Thankfully, the aps that I'd downloaded for my son took my mind off of the time. I played a virtual bull-eye game throwing kick-balls at moving targets with my index finger.
Once my name was called and I finally moved to the medical section, it wasn't long before my name was called again and I moved to yet another line waiting for the exam. It consisted of a chest x-ray, and eye exam, and an interview with a doctor.
Now, this what I have learned about my French language skills--when people try to help me by speaking in Freng-lish, bits and pieces of both languages--I cannot understand one thing that is being said. In fact, it is better, I've found, when the person just gets on and speaks full out French.
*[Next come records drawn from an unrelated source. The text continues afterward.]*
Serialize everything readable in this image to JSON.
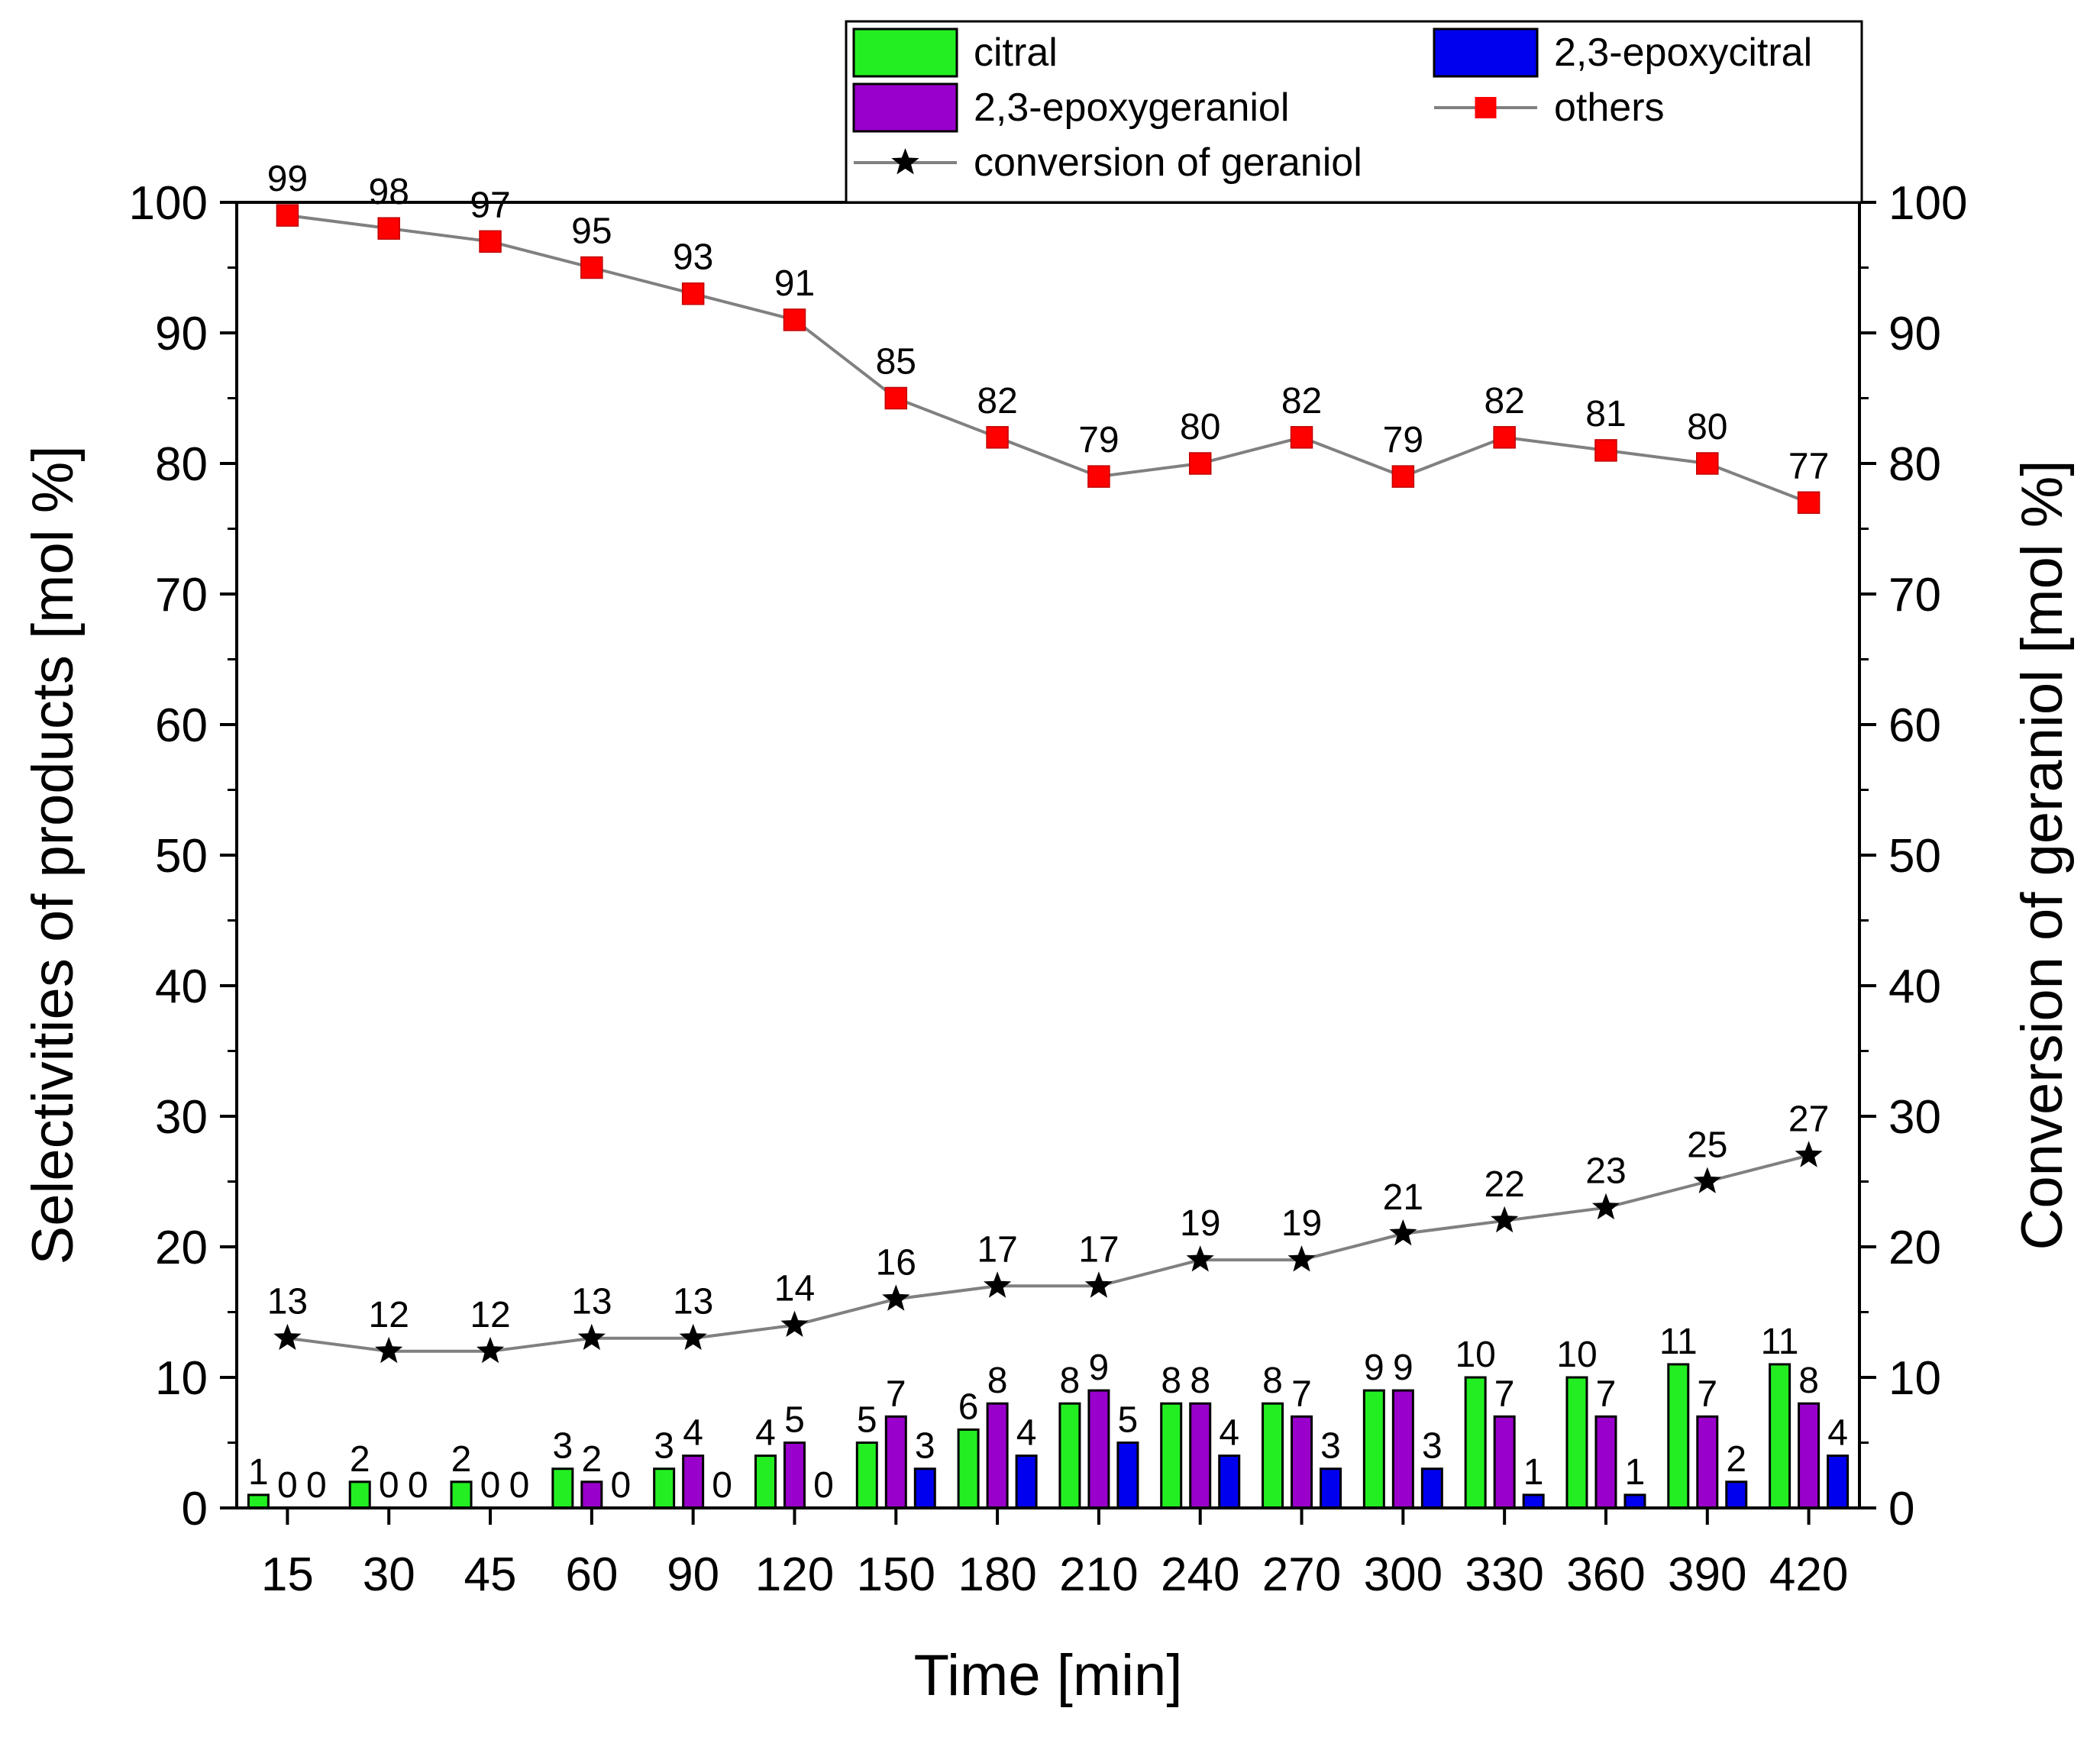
{
  "chart_data": {
    "type": "bar+line",
    "xlabel": "Time [min]",
    "ylabel_left": "Selectivities of products [mol %]",
    "ylabel_right": "Conversion of geraniol [mol %]",
    "ylim": [
      0,
      100
    ],
    "yticks": [
      "0",
      "10",
      "20",
      "30",
      "40",
      "50",
      "60",
      "70",
      "80",
      "90",
      "100"
    ],
    "categories": [
      "15",
      "30",
      "45",
      "60",
      "90",
      "120",
      "150",
      "180",
      "210",
      "240",
      "270",
      "300",
      "330",
      "360",
      "390",
      "420"
    ],
    "bar_series": [
      {
        "name": "citral",
        "color": "#22ee22",
        "values": [
          1,
          2,
          2,
          3,
          3,
          4,
          5,
          6,
          8,
          8,
          8,
          9,
          10,
          10,
          11,
          11
        ]
      },
      {
        "name": "2,3-epoxygeraniol",
        "color": "#9900cc",
        "values": [
          0,
          0,
          0,
          2,
          4,
          5,
          7,
          8,
          9,
          8,
          7,
          9,
          7,
          7,
          7,
          8
        ]
      },
      {
        "name": "2,3-epoxycitral",
        "color": "#0000ee",
        "values": [
          0,
          0,
          0,
          0,
          0,
          0,
          3,
          4,
          5,
          4,
          3,
          3,
          1,
          1,
          2,
          4
        ]
      }
    ],
    "line_series": [
      {
        "name": "others",
        "marker": "square",
        "marker_color": "#ff0000",
        "line_color": "#808080",
        "values": [
          99,
          98,
          97,
          95,
          93,
          91,
          85,
          82,
          79,
          80,
          82,
          79,
          82,
          81,
          80,
          77
        ]
      },
      {
        "name": "conversion of geraniol",
        "marker": "star",
        "marker_color": "#000000",
        "line_color": "#808080",
        "values": [
          13,
          12,
          12,
          13,
          13,
          14,
          16,
          17,
          17,
          19,
          19,
          21,
          22,
          23,
          25,
          27
        ]
      }
    ],
    "legend": {
      "position": "top-center",
      "entries": [
        "citral",
        "2,3-epoxycitral",
        "2,3-epoxygeraniol",
        "others",
        "conversion of geraniol"
      ]
    }
  }
}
So, once in the office for the eye test, the eye-guy, LOL, decides he wants to speak Englench or Frenglish. He started off in French, but switched to the mix after I drew a blank when he asked me if I am pregnant (enceinte), which I always mix up with (enseignant), which is a teacher. HAHAHAAH! Was being pregnant part of visa process? Were pregnant women given special passes and moved to the front of the ligne?
Can I help it if it took me a minute to work it out? He was either asking me if I am a teacher (which, I suppose is ultimately what I will one day do, so I'd have to answer yes yadah yadah, yah...) OR he was asking me if I am pregnant, which would be a big fat NO. Context, context.
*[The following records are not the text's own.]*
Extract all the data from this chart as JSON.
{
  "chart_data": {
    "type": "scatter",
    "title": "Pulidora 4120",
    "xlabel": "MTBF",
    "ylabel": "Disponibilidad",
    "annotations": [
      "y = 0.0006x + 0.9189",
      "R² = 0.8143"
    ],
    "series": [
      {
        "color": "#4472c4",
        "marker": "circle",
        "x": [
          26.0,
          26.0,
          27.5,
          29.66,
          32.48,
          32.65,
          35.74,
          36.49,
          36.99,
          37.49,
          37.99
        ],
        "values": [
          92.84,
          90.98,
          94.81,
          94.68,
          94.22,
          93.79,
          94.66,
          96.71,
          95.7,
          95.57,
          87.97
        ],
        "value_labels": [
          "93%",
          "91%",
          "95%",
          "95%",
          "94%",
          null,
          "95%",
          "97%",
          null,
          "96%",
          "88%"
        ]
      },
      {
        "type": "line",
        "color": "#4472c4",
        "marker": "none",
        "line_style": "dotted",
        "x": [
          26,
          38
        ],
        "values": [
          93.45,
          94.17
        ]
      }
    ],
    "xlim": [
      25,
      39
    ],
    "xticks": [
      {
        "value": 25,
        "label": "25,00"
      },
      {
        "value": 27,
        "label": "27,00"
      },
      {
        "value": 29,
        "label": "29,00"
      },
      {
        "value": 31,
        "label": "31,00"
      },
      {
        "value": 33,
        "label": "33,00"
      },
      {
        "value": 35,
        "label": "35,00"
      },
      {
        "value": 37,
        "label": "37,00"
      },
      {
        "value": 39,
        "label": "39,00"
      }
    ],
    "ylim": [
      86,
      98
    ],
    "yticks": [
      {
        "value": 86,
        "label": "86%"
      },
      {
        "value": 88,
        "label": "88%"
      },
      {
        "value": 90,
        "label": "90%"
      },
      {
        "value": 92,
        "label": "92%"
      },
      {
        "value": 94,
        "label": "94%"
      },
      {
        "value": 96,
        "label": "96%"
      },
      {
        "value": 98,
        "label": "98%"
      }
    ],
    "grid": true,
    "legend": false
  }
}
In the end he helped me out and made the universal dome shape movement over his mid-section, confirming my guess about the word, and helping me to quickly reply in the negative.
My directions were to go into one of the numbered doors and after locking it behind me, I was to undress to the waist in order to take the x-ray. I moved into a smaller area with three numbered doors...
Which door would I take, 1, 2, or 3. All around this waiting area were condom posters.
I couldn't quite work out why there would be a bunch of condom posters all over the immigration office, LOL.
I went into door 2.
Later I met with a very nice doctor, who listened to my heart, took my blood pressure, and handed me a copy of my chest x-ray. In a matter of minutes I had the x-ray in my hand...no zillions of forms to fill out to get it, no weeks to wait to process my request for my ex-ray, no need to drive over to some radiology center across town. I quickly put it in my over-sized bag which now doubles as my shopping bag in a pinch. We chatted about why I am in France and as I walked out the office, he wished me success and commented about how big my purse was. It went something like this:
Ah, la-la, la-la, la-la! Bonne chance!(And I think he said) C'est dans la poche!
In response, I said the universal response at least from what I've heard here, a one word expression with a thousand meanings: "Voila."
The doctors' comment,"C'est dans la poche," which I took to mean anything could fit in my purse, was more of a double entendre since the expression can mean it will be a success...or it's in the bag. But it was time to move to the next station--no time for my polite, "Repetez-s'il vous plait" to be sure.
Off to another waiting area for the final step. In an office just next to where I sat, I could here some of the questions being asked. They were pretty standard, what's your addresss, how long have you been here, etc.
When it was my turn I expected the same and I was not disappointed...It was quicker than getting a vaccination and a lot less painful. The OFII allows you to pay for your "stamp" online and print out the receipt. After handing this over, the officer/clerk placed my stamp in my passport and c'est fini! Vive la France!!!